Others also put forward the theory that the approaching 10th anniversary of the October 19th "great crash" of 1987 will put off potential buyers of equities.

Dealers tended to dismiss the 10th anniversary story as "nothing more than fantasy". One senior trader said: "There were fundamental arguments for the 1987 decline. That is not really the case this time round." But he conceded that a correction in global markets might not be too far away "if US interest rates are nudged higher".

Second-line stocks were easier, but nothing like as weak as the front-line issues, with the FTSE 250 settling 12.3 down at 4.664.7. Smaller stocks, in sharp contrast to the leaders, managed to make limited progress. The SmallCap index edged up 1.6 to 2,281.2.

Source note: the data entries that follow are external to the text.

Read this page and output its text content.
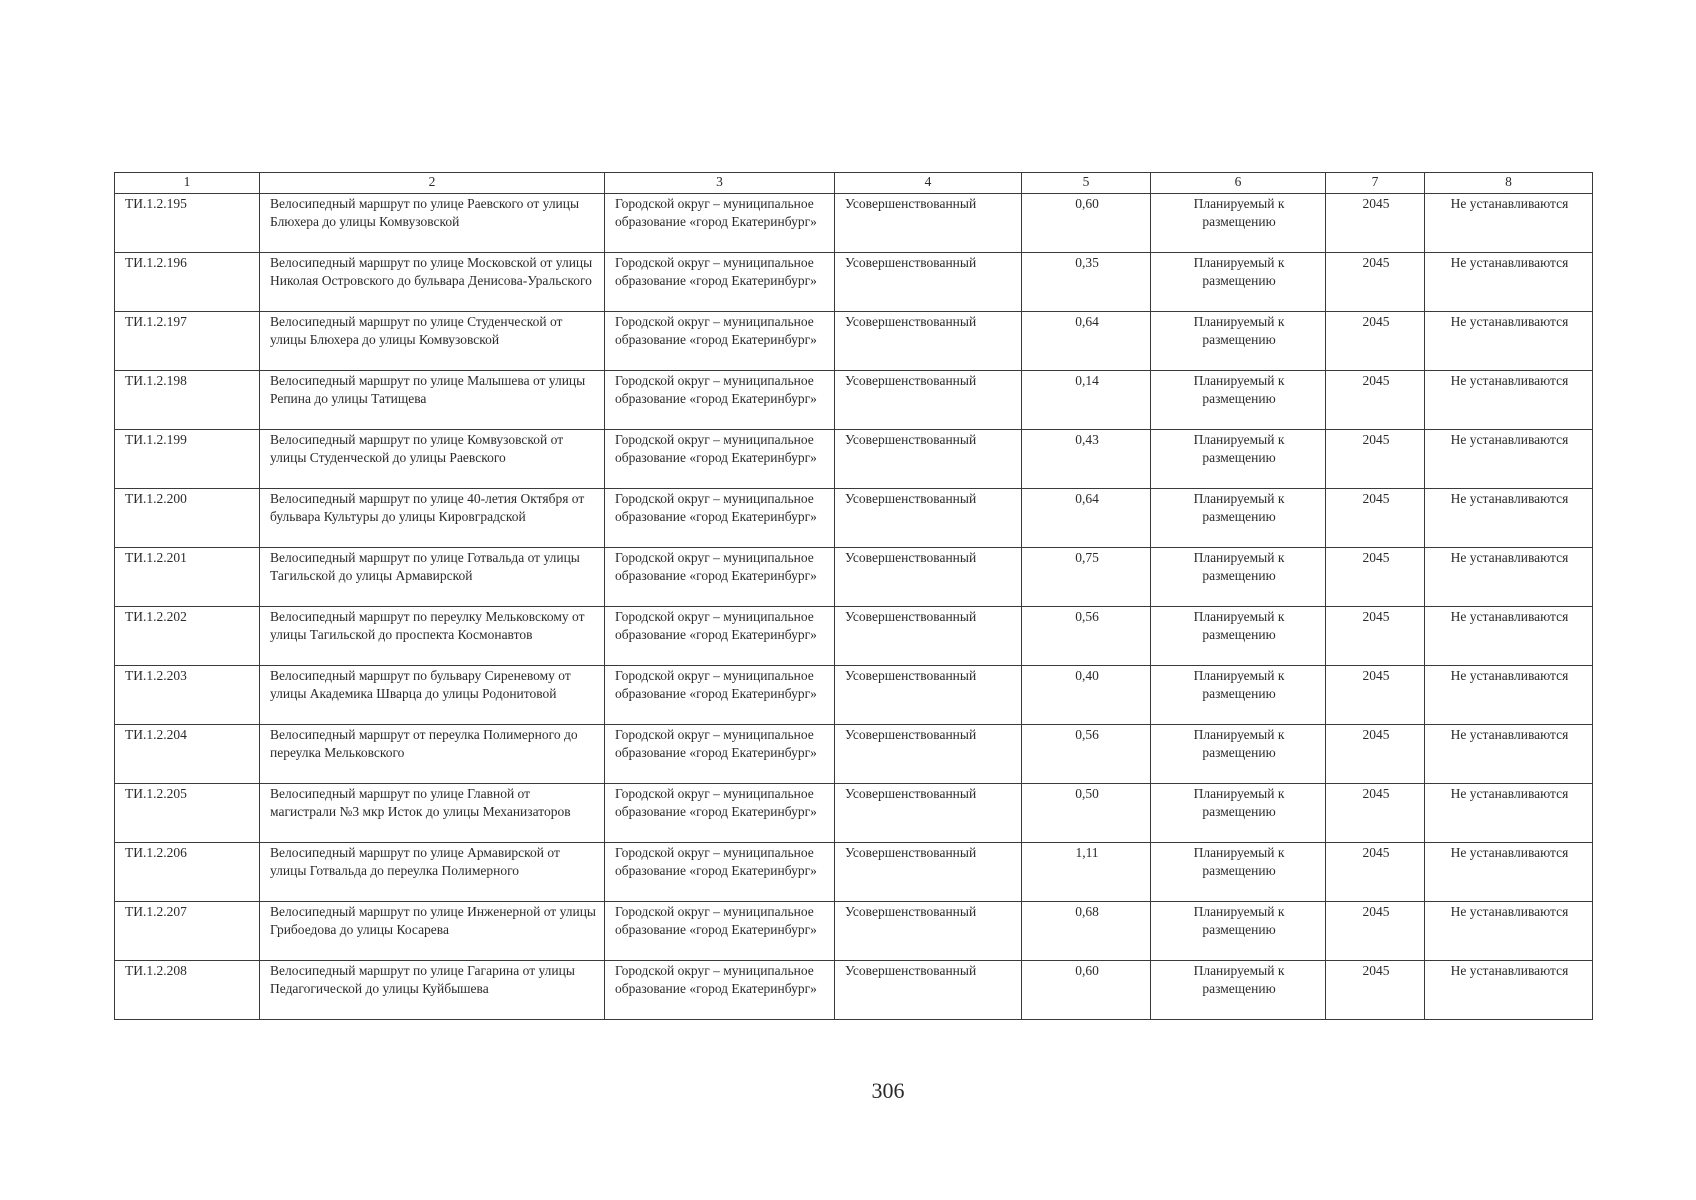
1	2	3	4	5	6	7	8
ТИ.1.2.195	Велосипедный маршрут по улице Раевского от улицы Блюхера до улицы Комвузовской	Городской округ – муниципальное образование «город Екатеринбург»	Усовершенствованный	0,60	Планируемый к размещению	2045	Не устанавливаются
ТИ.1.2.196	Велосипедный маршрут по улице Московской от улицы Николая Островского до бульвара Денисова-Уральского	Городской округ – муниципальное образование «город Екатеринбург»	Усовершенствованный	0,35	Планируемый к размещению	2045	Не устанавливаются
ТИ.1.2.197	Велосипедный маршрут по улице Студенческой от улицы Блюхера до улицы Комвузовской	Городской округ – муниципальное образование «город Екатеринбург»	Усовершенствованный	0,64	Планируемый к размещению	2045	Не устанавливаются
ТИ.1.2.198	Велосипедный маршрут по улице Малышева от улицы Репина до улицы Татищева	Городской округ – муниципальное образование «город Екатеринбург»	Усовершенствованный	0,14	Планируемый к размещению	2045	Не устанавливаются
ТИ.1.2.199	Велосипедный маршрут по улице Комвузовской от улицы Студенческой до улицы Раевского	Городской округ – муниципальное образование «город Екатеринбург»	Усовершенствованный	0,43	Планируемый к размещению	2045	Не устанавливаются
ТИ.1.2.200	Велосипедный маршрут по улице 40-летия Октября от бульвара Культуры до улицы Кировградской	Городской округ – муниципальное образование «город Екатеринбург»	Усовершенствованный	0,64	Планируемый к размещению	2045	Не устанавливаются
ТИ.1.2.201	Велосипедный маршрут по улице Готвальда от улицы Тагильской до улицы Армавирской	Городской округ – муниципальное образование «город Екатеринбург»	Усовершенствованный	0,75	Планируемый к размещению	2045	Не устанавливаются
ТИ.1.2.202	Велосипедный маршрут по переулку Мельковскому от улицы Тагильской до проспекта Космонавтов	Городской округ – муниципальное образование «город Екатеринбург»	Усовершенствованный	0,56	Планируемый к размещению	2045	Не устанавливаются
ТИ.1.2.203	Велосипедный маршрут по бульвару Сиреневому от улицы Академика Шварца до улицы Родонитовой	Городской округ – муниципальное образование «город Екатеринбург»	Усовершенствованный	0,40	Планируемый к размещению	2045	Не устанавливаются
ТИ.1.2.204	Велосипедный маршрут от переулка Полимерного до переулка Мельковского	Городской округ – муниципальное образование «город Екатеринбург»	Усовершенствованный	0,56	Планируемый к размещению	2045	Не устанавливаются
ТИ.1.2.205	Велосипедный маршрут по улице Главной от магистрали №3 мкр Исток до улицы Механизаторов	Городской округ – муниципальное образование «город Екатеринбург»	Усовершенствованный	0,50	Планируемый к размещению	2045	Не устанавливаются
ТИ.1.2.206	Велосипедный маршрут по улице Армавирской от улицы Готвальда до переулка Полимерного	Городской округ – муниципальное образование «город Екатеринбург»	Усовершенствованный	1,11	Планируемый к размещению	2045	Не устанавливаются
ТИ.1.2.207	Велосипедный маршрут по улице Инженерной от улицы Грибоедова до улицы Косарева	Городской округ – муниципальное образование «город Екатеринбург»	Усовершенствованный	0,68	Планируемый к размещению	2045	Не устанавливаются
ТИ.1.2.208	Велосипедный маршрут по улице Гагарина от улицы Педагогической до улицы Куйбышева	Городской округ – муниципальное образование «город Екатеринбург»	Усовершенствованный	0,60	Планируемый к размещению	2045	Не устанавливаются
306
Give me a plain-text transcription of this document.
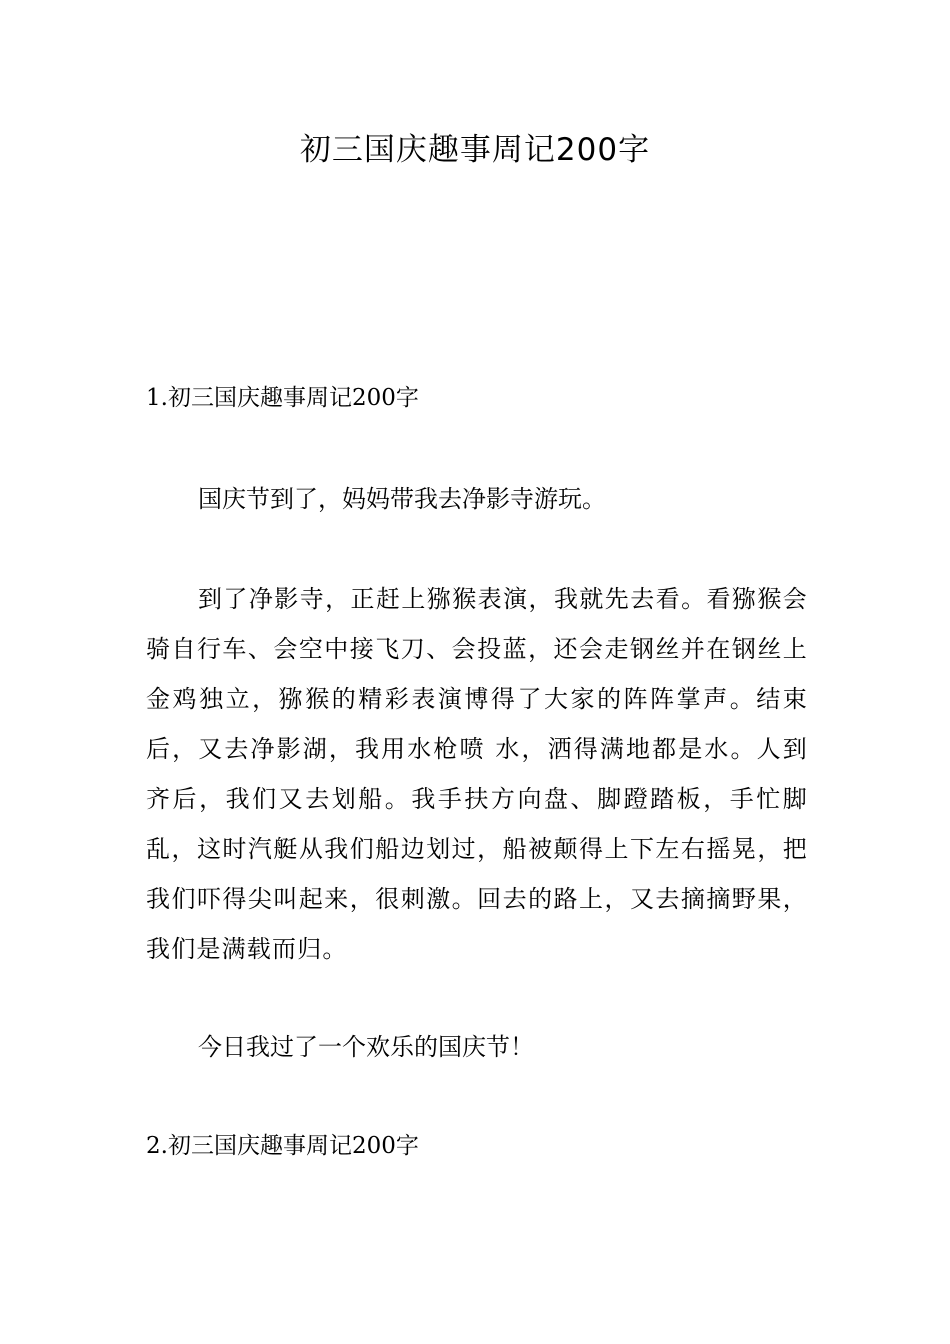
初三国庆趣事周记200字

1.初三国庆趣事周记200字

国庆节到了，妈妈带我去净影寺游玩。

到了净影寺，正赶上猕猴表演，我就先去看。看猕猴会骑自行车、会空中接飞刀、会投蓝，还会走钢丝并在钢丝上金鸡独立，猕猴的精彩表演博得了大家的阵阵掌声。结束后，又去净影湖，我用水枪喷 水，洒得满地都是水。人到齐后，我们又去划船。我手扶方向盘、脚蹬踏板，手忙脚乱，这时汽艇从我们船边划过，船被颠得上下左右摇晃，把我们吓得尖叫起来，很刺激。回去的路上，又去摘摘野果，我们是满载而归。

今日我过了一个欢乐的国庆节！

2.初三国庆趣事周记200字
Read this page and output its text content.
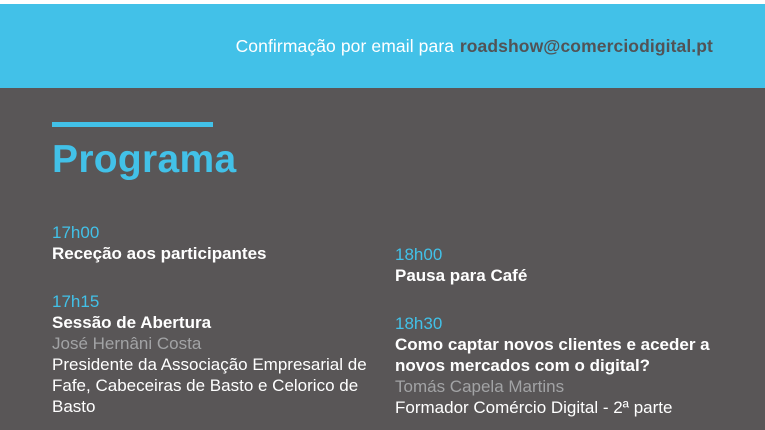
Confirmação por email para roadshow@comerciodigital.pt

Programa

17h00

Receção aos participantes

17h15

Sessão de Abertura

José Hernâni Costa

Presidente da Associação Empresarial de Fafe, Cabeceiras de Basto e Celorico de Basto

18h00

Pausa para Café

18h30

Como captar novos clientes e aceder a novos mercados com o digital?

Tomás Capela Martins

Formador Comércio Digital - 2ª parte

The market kicked off on a quietly firm note, bolstered somewhat by Wall Street's modest Tuesday gain, but after pushing up 14 points in the first hour of trading, quickly faltered and ran back for the rest of the session.

There were pockets of selling pressure in the market all day, niggling away at share prices and causing constant concern to market-makers.

Sentiment took a dip in the early afternoon when the Dow Jones Industrial Average opened under pressure and gradually gave way to post a 60-points fall not long after London closed.

Quarterly changes to the FTSE 100 index saw five winners and five losers, with Norwich Union, Billiton, Woolwich, Sun Life, and Williams included at the expense of Tate & Lyle, Hanson, Imperial Tobacco, Mercury Asset Management and Burmah Castrol.